A further limitation lies in our approach to estimating out-of-pocket costs. Specifically, we capped these costs at €300 per month for the highest expense bracket due to the categorical nature of our data. This approach may have led to underestimating out-of-pocket costs for informal caregivers whose expenditures significantly exceeded this threshold. However, only 2% of caregivers reported expenses above the €300 cap. Therefore, while the potential for underestimation exists, its impact on our overall findings is likely minimal.

The final limitation pertains to the estimation of presenteeism costs. This estimation was based on responses to two survey questions about the frequency of distraction and the level of impaired concentration experienced by informal caregivers at work. We did not use standardised instruments such as the iMTA Productivity Cost Questionnaire [95] or the Caregiver Indirect and Informal Care Cost Assessment Questionnaire [39]. Consequently, our estimates for presenteeism costs should be interpreted cautiously, and they are presented separately from other costs in recognition of this limitation.

Conclusion

The shift towards LTC models in which informal caregivers play an increasingly larger role represents a significant change that demands careful consideration of its implications. While this change may appear fiscally responsible, our analysis indicates that it could carry substantial external costs borne by stakeholders and sectors beyond the intended targets of the policy. To our knowledge, this study is the first to provide nationally representative estimates of these external costs associated with informal care in the Netherlands.

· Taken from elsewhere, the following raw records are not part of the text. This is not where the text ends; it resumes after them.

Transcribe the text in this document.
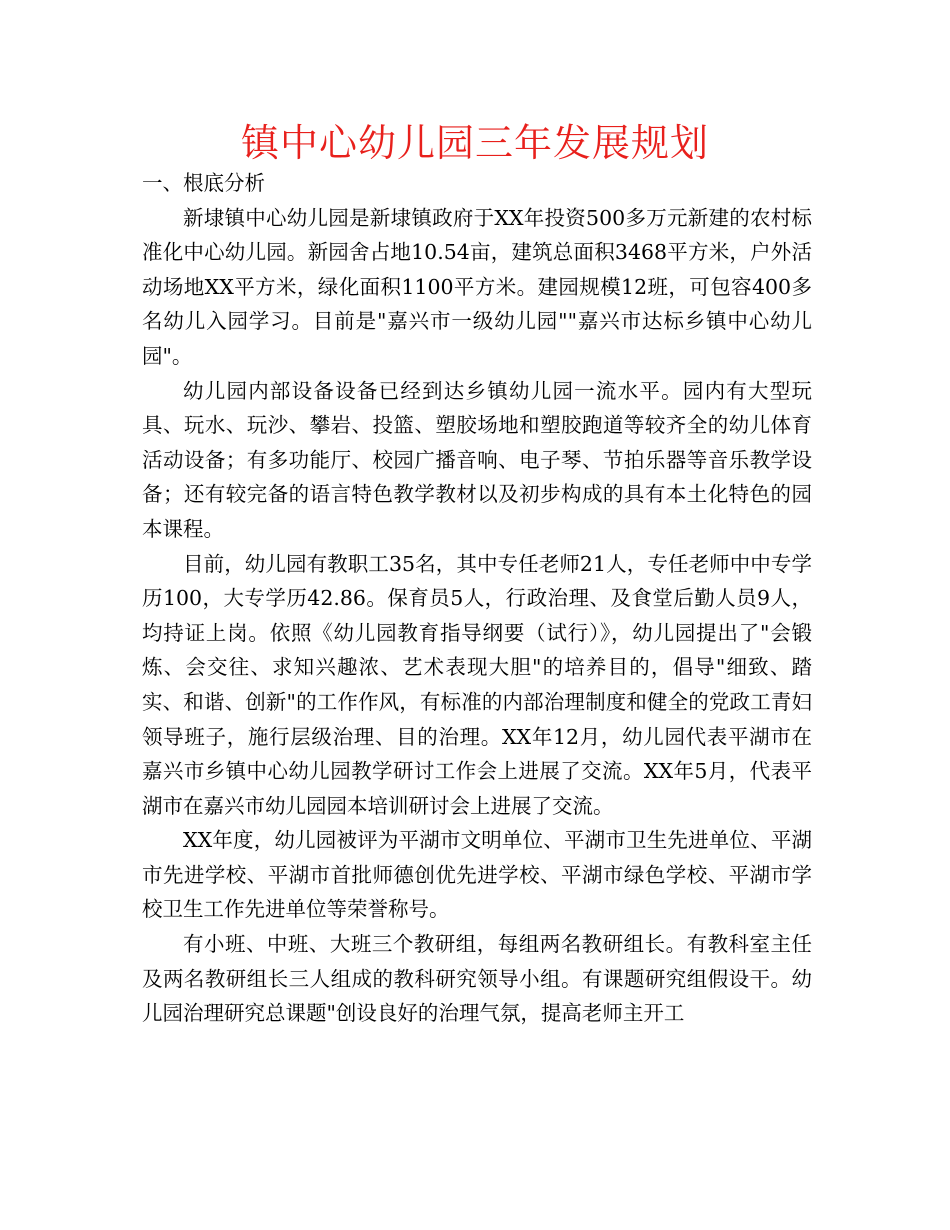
镇中心幼儿园三年发展规划

一、根底分析

新埭镇中心幼儿园是新埭镇政府于XX年投资500多万元新建的农村标准化中心幼儿园。新园舍占地10.54亩，建筑总面积3468平方米，户外活动场地XX平方米，绿化面积1100平方米。建园规模12班，可包容400多名幼儿入园学习。目前是"嘉兴市一级幼儿园""嘉兴市达标乡镇中心幼儿园"。

幼儿园内部设备设备已经到达乡镇幼儿园一流水平。园内有大型玩具、玩水、玩沙、攀岩、投篮、塑胶场地和塑胶跑道等较齐全的幼儿体育活动设备；有多功能厅、校园广播音响、电子琴、节拍乐器等音乐教学设备；还有较完备的语言特色教学教材以及初步构成的具有本土化特色的园本课程。

目前，幼儿园有教职工35名，其中专任老师21人，专任老师中中专学历100，大专学历42.86。保育员5人，行政治理、及食堂后勤人员9人，均持证上岗。依照《幼儿园教育指导纲要（试行）》，幼儿园提出了"会锻炼、会交往、求知兴趣浓、艺术表现大胆"的培养目的，倡导"细致、踏实、和谐、创新"的工作作风，有标准的内部治理制度和健全的党政工青妇领导班子，施行层级治理、目的治理。XX年12月，幼儿园代表平湖市在嘉兴市乡镇中心幼儿园教学研讨工作会上进展了交流。XX年5月，代表平湖市在嘉兴市幼儿园园本培训研讨会上进展了交流。

XX年度，幼儿园被评为平湖市文明单位、平湖市卫生先进单位、平湖市先进学校、平湖市首批师德创优先进学校、平湖市绿色学校、平湖市学校卫生工作先进单位等荣誉称号。

有小班、中班、大班三个教研组，每组两名教研组长。有教科室主任及两名教研组长三人组成的教科研究领导小组。有课题研究组假设干。幼儿园治理研究总课题"创设良好的治理气氛，提高老师主开工
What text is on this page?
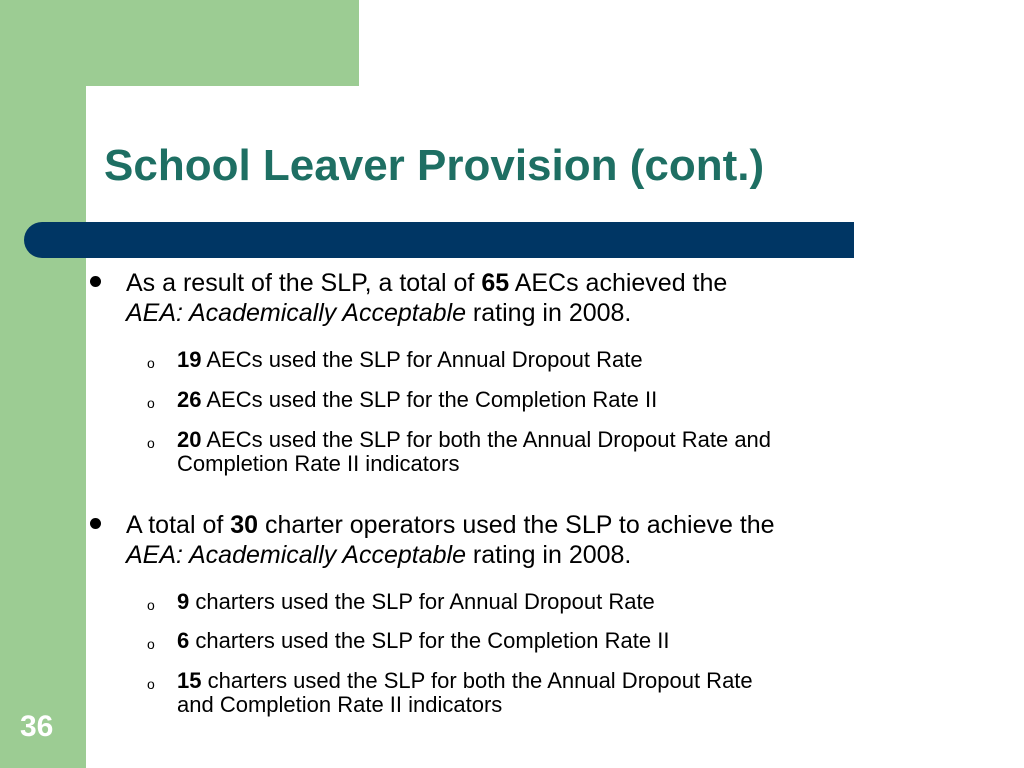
School Leaver Provision (cont.)
As a result of the SLP, a total of 65 AECs achieved the
AEA: Academically Acceptable rating in 2008.
o 19 AECs used the SLP for Annual Dropout Rate
o 26 AECs used the SLP for the Completion Rate II
o 20 AECs used the SLP for both the Annual Dropout Rate and
Completion Rate II indicators
A total of 30 charter operators used the SLP to achieve the
AEA: Academically Acceptable rating in 2008.
o 9 charters used the SLP for Annual Dropout Rate
o 6 charters used the SLP for the Completion Rate II
o 15 charters used the SLP for both the Annual Dropout Rate
and Completion Rate II indicators
36
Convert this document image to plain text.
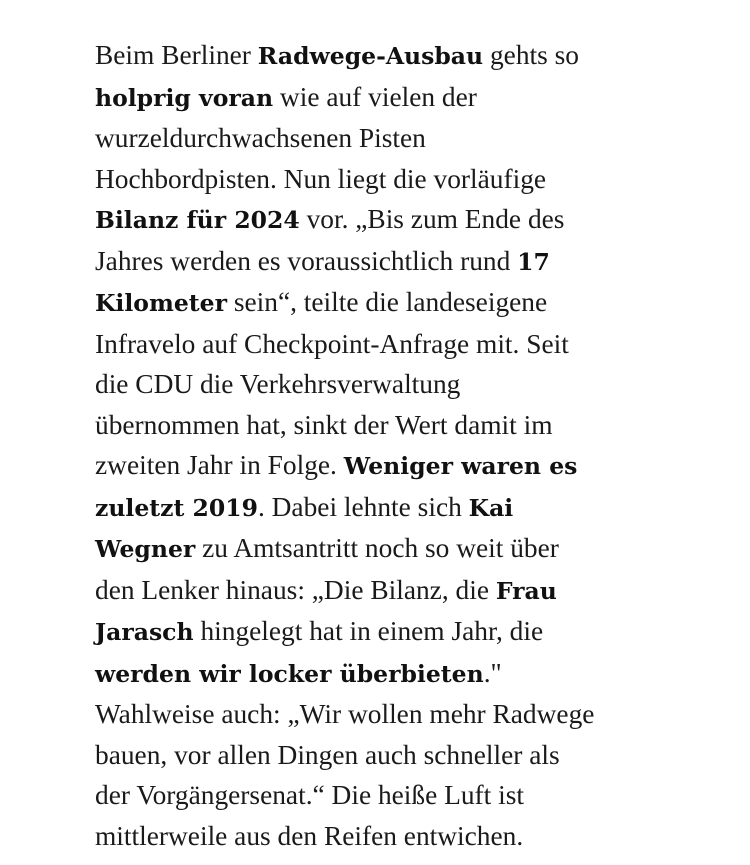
Beim Berliner Radwege-Ausbau gehts so
holprig voran wie auf vielen der
wurzeldurchwachsenen Pisten
Hochbordpisten. Nun liegt die vorläufige
Bilanz für 2024 vor. „Bis zum Ende des
Jahres werden es voraussichtlich rund 17
Kilometer sein“, teilte die landeseigene
Infravelo auf Checkpoint-Anfrage mit. Seit
die CDU die Verkehrsverwaltung
übernommen hat, sinkt der Wert damit im
zweiten Jahr in Folge. Weniger waren es
zuletzt 2019. Dabei lehnte sich Kai
Wegner zu Amtsantritt noch so weit über
den Lenker hinaus: „Die Bilanz, die Frau
Jarasch hingelegt hat in einem Jahr, die
werden wir locker überbieten."
Wahlweise auch: „Wir wollen mehr Radwege
bauen, vor allen Dingen auch schneller als
der Vorgängersenat.“ Die heiße Luft ist
mittlerweile aus den Reifen entwichen.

We present compelling evidence for the immense value that informal care brings to society. Millions of caregivers make significant personal sacrifices, dedicating billions of euros’ worth of time and resources to providing care. This infusion of resources into the Dutch LTC system effectively bridges existing care gaps by subsidising public-sector care provision. Absent these resources, the Dutch government would face a tremendous challenge in providing care for all those in need.

Despite its significant contributions, informal care remains largely excluded from national income accounts. This exclusion effectively renders these contributions invisible in standard macroeconomic frameworks, relegating informal care to the margins of economic policy discourse. This marginalisation jeopardises the sustainability and quality of informal care and, inadvertently, undermines support for caregivers. Moreover, our findings demonstrate that informal care can adversely affect labour market productivity and supply. This impact reinforces the argument for integrating informal care into the analysis of labour market policy. Such integration could contribute to harnessing caregivers’ potential in the labour market while preserving their invaluable caregiving roles.

The cost estimates we provide here can aid policymakers in adopting a comprehensive approach to the LTC system, which recognises the scarcity and value of all available resources—whether public, private, or informal. Such an inclusive outlook is crucial to inhibiting unproductive cost-shifting and determining the appropriate mix of LTC services that balances financial constraints with social welfare objectives.